Gabriela explicou que sua atuação vai além dos tribunais, focando na entrevista diamante. Nesse processo, o pré-candidato é submetido a um interrogatório rigoroso para expor vulnerabilidades e esqueletos no armário, permitindo que a equipe jurídica e de marketing antecipe ataques de opositores e blinde a imagem do político antes mesmo do início oficial da corrida.
A especialista analisou o cenário atual do eleitorado brasileiro, caracterizando-o como avesso ao pragmatismo e seduzido pelo espetáculo e por figuras desreguladas que geram engajamento em redes sociais.

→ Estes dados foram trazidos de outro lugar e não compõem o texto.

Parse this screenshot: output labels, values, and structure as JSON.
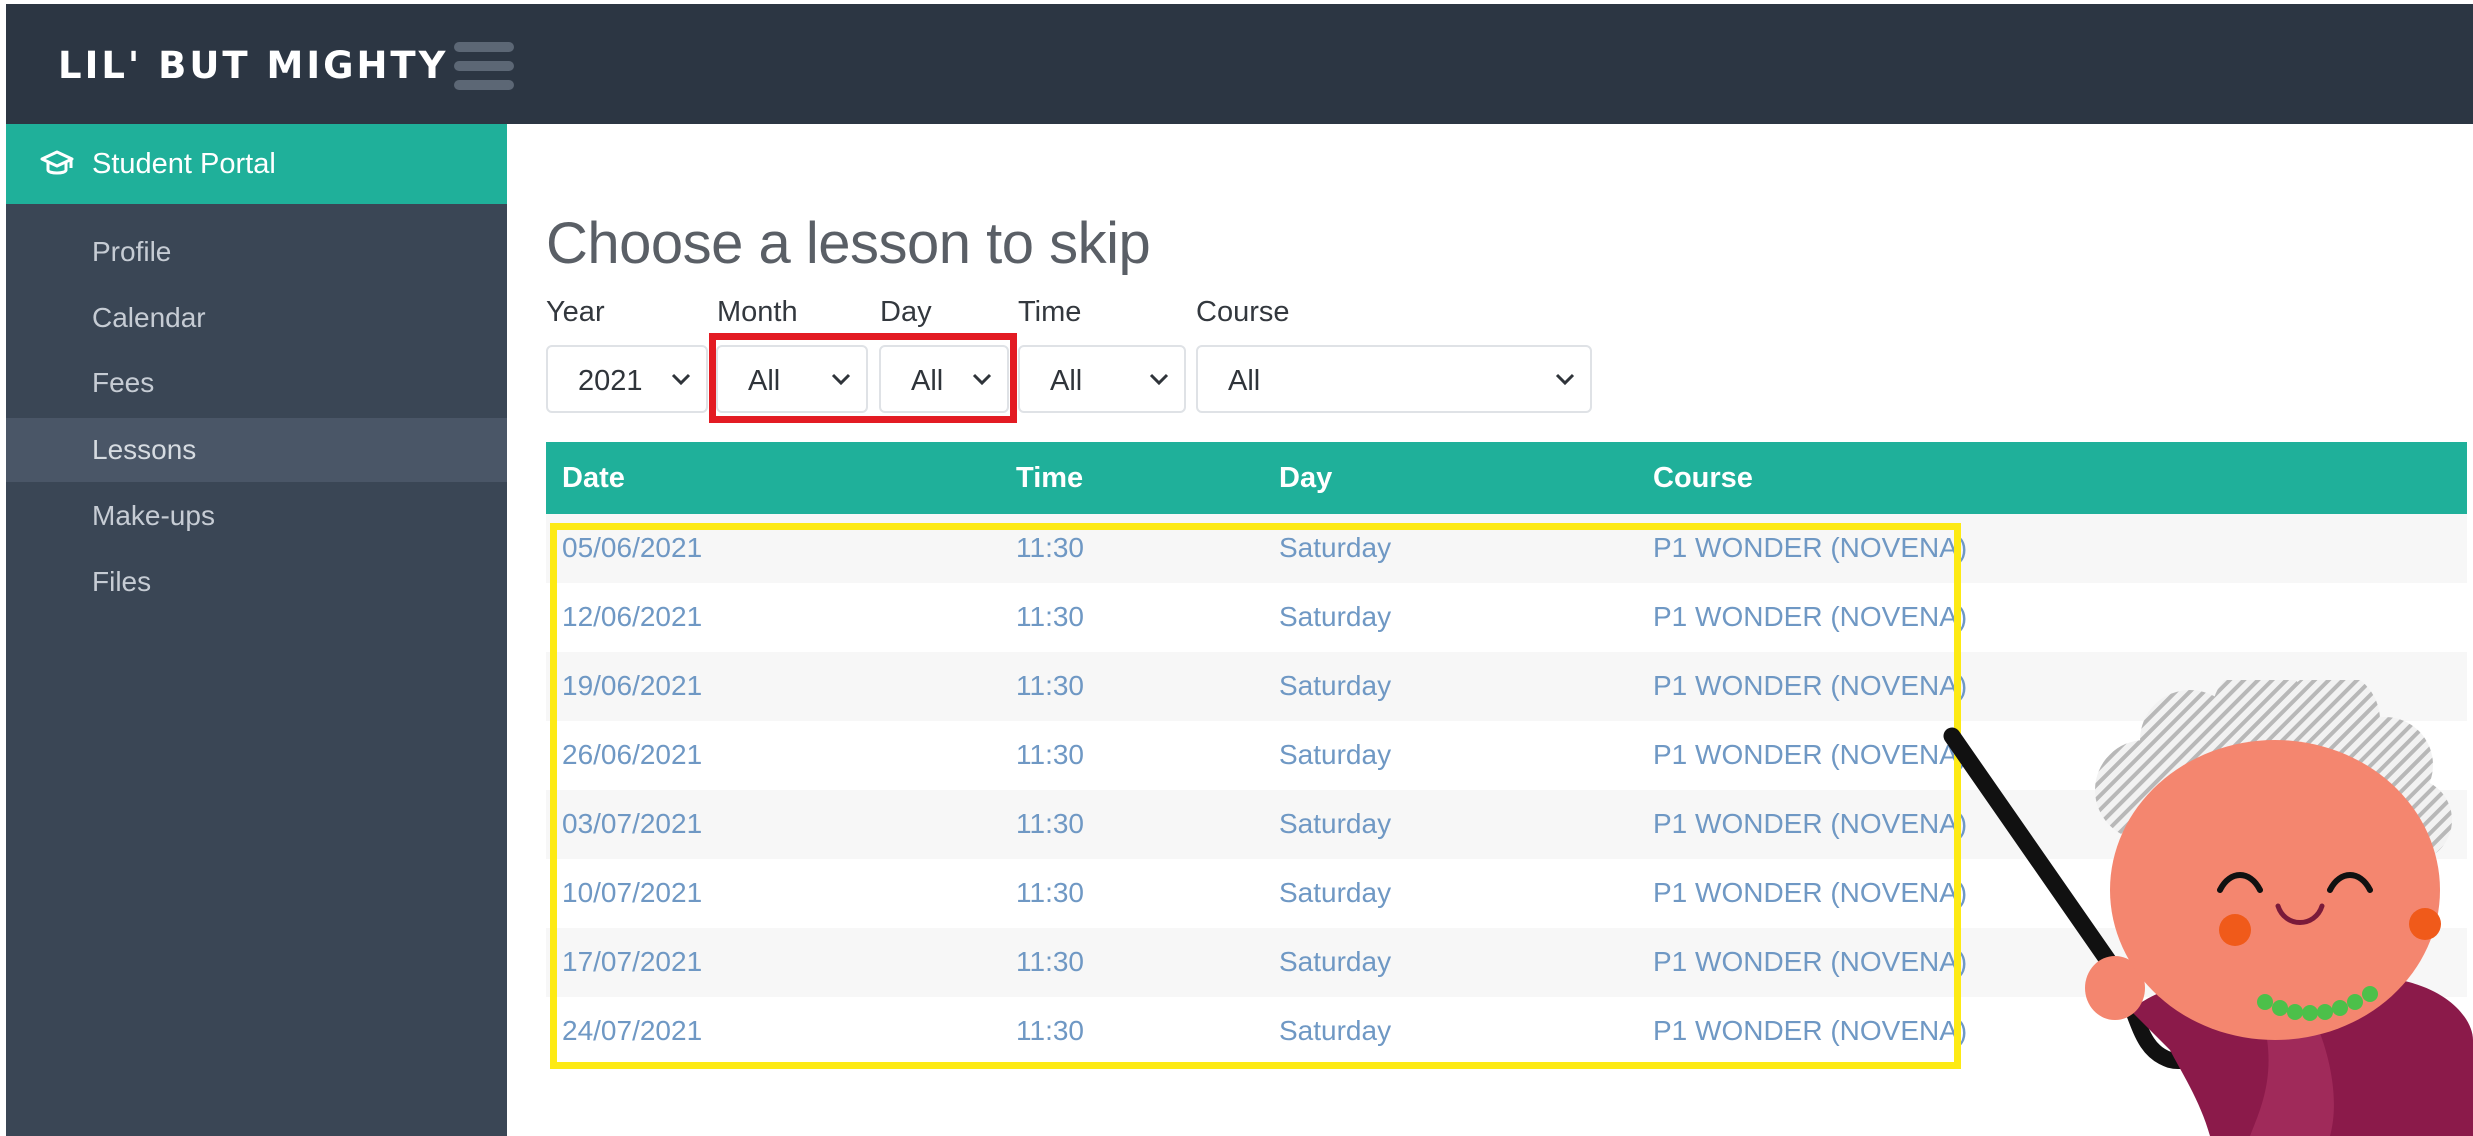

Segundo a advogada, a política é um jogo estratégico de ganha-ganha, onde até mesmo uma derrota nas urnas pode ser planejada para gerar dividendos futuros. Ela alertou, no entanto, que a baixa qualidade educacional do país facilita a manipulação por meio de conteúdos superficiais e de massa, tornando o eleitorado mais suscetível a gatilhos emocionais do que a debates programáticos e institucionais.
Projetando as eleições de 2026, Gabriela apontou a inteligência artificial como o grande desafio e potencial vilão do pleito, devido à sua capacidade de distorcer a realidade de forma ainda mais sofisticada que as ferramentas utilizadas em anos anteriores.
Sobre o futuro do poder no Brasil, ela identificou um desejo crescente do público por uma terceira via, alguém que dialogue com diferentes espectros e reconheça erros, embora a polarização ainda domine o debate.